Assessment of multiple-choice questions in medicine. Validity evidence of an instrument
Abstract
Introduction: The appropriate preparation of test ítems of an examination constitutes validity evidence in itself. Despite there being a general consensus about item-writing guidelines, several studies report a high incidence of violations of these standards. An instrument is proposed in order to assess the quality of multiple-choice item-writing, describing the validity evidence gathering process.

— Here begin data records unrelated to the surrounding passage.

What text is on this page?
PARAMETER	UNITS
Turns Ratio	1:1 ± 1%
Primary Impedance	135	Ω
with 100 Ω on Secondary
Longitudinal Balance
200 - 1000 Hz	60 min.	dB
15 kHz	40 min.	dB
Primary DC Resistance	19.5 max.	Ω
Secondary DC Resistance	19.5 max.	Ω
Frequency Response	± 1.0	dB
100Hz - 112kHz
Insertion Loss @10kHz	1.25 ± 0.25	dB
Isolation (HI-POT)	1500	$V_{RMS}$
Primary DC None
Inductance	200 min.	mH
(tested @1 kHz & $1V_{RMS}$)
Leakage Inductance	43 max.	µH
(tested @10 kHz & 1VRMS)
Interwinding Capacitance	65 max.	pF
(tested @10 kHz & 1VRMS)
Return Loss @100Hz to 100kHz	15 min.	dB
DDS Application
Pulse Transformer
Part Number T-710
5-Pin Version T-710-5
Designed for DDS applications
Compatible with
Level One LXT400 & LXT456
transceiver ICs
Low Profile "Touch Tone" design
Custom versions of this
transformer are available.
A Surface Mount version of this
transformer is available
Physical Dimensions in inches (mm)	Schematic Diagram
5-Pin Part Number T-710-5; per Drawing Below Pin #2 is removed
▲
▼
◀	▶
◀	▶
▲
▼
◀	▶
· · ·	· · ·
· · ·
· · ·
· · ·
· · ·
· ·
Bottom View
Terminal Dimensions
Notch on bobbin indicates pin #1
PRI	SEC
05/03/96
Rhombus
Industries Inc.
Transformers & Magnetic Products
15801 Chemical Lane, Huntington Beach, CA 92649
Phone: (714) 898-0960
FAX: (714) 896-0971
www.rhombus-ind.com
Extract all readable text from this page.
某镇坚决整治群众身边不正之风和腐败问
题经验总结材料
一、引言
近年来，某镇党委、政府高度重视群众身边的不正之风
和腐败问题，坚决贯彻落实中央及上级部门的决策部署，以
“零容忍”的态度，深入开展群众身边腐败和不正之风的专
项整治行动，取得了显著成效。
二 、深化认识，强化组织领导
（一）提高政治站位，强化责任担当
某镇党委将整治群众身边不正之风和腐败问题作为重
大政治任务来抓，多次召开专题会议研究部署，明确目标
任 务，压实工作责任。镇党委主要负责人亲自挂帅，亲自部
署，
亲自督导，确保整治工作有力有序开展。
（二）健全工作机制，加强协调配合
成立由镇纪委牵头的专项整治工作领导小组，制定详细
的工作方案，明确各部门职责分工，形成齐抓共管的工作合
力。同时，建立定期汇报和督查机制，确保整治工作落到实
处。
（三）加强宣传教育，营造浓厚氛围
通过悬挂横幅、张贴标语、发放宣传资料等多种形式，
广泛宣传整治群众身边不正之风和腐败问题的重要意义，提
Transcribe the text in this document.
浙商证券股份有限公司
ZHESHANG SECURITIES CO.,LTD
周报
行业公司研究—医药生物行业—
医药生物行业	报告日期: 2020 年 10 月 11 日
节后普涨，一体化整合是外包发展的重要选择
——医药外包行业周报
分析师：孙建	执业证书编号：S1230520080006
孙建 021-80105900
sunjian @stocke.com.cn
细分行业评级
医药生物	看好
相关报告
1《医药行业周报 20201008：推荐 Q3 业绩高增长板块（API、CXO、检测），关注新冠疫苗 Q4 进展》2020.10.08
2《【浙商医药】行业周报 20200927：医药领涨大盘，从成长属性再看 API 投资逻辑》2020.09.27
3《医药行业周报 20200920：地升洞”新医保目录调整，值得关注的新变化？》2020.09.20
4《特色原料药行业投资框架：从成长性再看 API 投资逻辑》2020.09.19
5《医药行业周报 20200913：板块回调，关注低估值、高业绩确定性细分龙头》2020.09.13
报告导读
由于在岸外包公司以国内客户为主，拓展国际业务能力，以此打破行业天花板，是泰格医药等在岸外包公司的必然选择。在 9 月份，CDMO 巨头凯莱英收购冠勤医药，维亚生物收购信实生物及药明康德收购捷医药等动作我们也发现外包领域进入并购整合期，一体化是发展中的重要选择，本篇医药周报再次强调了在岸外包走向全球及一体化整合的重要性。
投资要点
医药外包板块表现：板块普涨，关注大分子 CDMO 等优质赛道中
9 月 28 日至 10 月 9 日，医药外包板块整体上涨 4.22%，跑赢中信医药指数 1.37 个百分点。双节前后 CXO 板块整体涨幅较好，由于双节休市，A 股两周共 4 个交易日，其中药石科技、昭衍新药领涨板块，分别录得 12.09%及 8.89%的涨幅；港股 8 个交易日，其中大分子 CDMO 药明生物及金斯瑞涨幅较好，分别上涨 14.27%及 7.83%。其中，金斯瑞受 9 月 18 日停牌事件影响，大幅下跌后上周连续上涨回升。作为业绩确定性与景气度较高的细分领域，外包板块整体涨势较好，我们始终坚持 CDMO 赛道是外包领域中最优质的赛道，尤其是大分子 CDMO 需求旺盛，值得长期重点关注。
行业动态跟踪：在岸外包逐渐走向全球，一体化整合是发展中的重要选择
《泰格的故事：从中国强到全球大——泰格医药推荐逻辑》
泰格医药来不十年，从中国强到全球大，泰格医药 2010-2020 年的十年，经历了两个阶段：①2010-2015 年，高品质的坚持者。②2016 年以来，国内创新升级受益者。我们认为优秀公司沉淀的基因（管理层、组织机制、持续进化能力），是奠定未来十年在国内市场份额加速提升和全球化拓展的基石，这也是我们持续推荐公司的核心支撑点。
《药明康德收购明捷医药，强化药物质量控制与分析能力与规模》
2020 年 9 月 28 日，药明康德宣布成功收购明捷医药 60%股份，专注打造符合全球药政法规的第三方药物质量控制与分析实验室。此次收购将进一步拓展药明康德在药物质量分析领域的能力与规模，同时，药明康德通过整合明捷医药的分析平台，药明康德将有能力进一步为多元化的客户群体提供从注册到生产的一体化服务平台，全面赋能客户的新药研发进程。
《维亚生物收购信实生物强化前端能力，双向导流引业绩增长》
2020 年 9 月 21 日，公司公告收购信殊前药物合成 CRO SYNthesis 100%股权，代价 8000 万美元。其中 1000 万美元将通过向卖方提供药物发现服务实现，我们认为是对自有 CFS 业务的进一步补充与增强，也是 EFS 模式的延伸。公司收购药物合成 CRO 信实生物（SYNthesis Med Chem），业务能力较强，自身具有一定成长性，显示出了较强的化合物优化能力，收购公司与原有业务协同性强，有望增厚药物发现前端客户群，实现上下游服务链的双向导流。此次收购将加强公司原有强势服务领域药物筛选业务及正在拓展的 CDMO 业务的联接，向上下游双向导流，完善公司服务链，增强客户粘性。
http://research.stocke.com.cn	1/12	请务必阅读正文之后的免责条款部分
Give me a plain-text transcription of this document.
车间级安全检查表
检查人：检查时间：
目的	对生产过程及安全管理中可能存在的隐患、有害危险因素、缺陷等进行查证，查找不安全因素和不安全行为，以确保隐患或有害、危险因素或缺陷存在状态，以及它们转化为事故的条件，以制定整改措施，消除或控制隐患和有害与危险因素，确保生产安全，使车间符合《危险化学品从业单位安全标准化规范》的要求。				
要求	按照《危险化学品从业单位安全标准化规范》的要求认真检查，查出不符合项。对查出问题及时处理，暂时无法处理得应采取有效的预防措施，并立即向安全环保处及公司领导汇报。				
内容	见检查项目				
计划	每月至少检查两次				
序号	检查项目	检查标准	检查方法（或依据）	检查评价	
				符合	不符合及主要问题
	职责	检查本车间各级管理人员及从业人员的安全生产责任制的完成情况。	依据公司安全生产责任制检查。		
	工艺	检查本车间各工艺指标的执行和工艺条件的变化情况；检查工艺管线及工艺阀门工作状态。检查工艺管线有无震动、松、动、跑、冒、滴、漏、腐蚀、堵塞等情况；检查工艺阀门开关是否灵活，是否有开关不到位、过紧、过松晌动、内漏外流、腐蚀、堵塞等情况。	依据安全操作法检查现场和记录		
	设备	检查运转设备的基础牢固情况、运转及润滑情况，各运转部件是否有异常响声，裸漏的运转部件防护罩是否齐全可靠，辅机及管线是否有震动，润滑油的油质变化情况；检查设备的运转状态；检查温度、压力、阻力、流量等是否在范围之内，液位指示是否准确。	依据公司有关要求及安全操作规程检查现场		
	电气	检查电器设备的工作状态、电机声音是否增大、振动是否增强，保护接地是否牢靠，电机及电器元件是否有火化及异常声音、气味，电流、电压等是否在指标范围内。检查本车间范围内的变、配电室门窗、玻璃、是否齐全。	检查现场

Methods: The validity evidence was gathered on an instrument designed to assess multiple choice ítems features, according to the sources proposed by the Standards for Educational and Psychological Testing, and particularly those related to content, response process, and internal structure. Kappa index (following Fleiss’ model) and point-biserial correlation coefficient were used to measure concordance in the criteria assessed by the instrument. An exploratory factorial analysis was performed to identify the instrument dimensions, and Cronbach’s alpha was calculated as an internal consistency statistic.
Results: Concordance between multiple judges was greater than 0.8 (almost perfect agreement) for 12 out of 21 criteria, and 0.19 for Bloom’s taxonomy level. Factorial analysis defined 4 dimensions with Kaiser-Meyer-Olkin (KMO) test =0.666 (p<.01), explained variance of 49.979%, and a Cronbach’s alpha of 0.627.
Conclusion: This instrument can be used to assess multiple choice ítems, since it counts with validity evidence related to content, response process and internal structure, and psychometric values appropriated for instrumentation.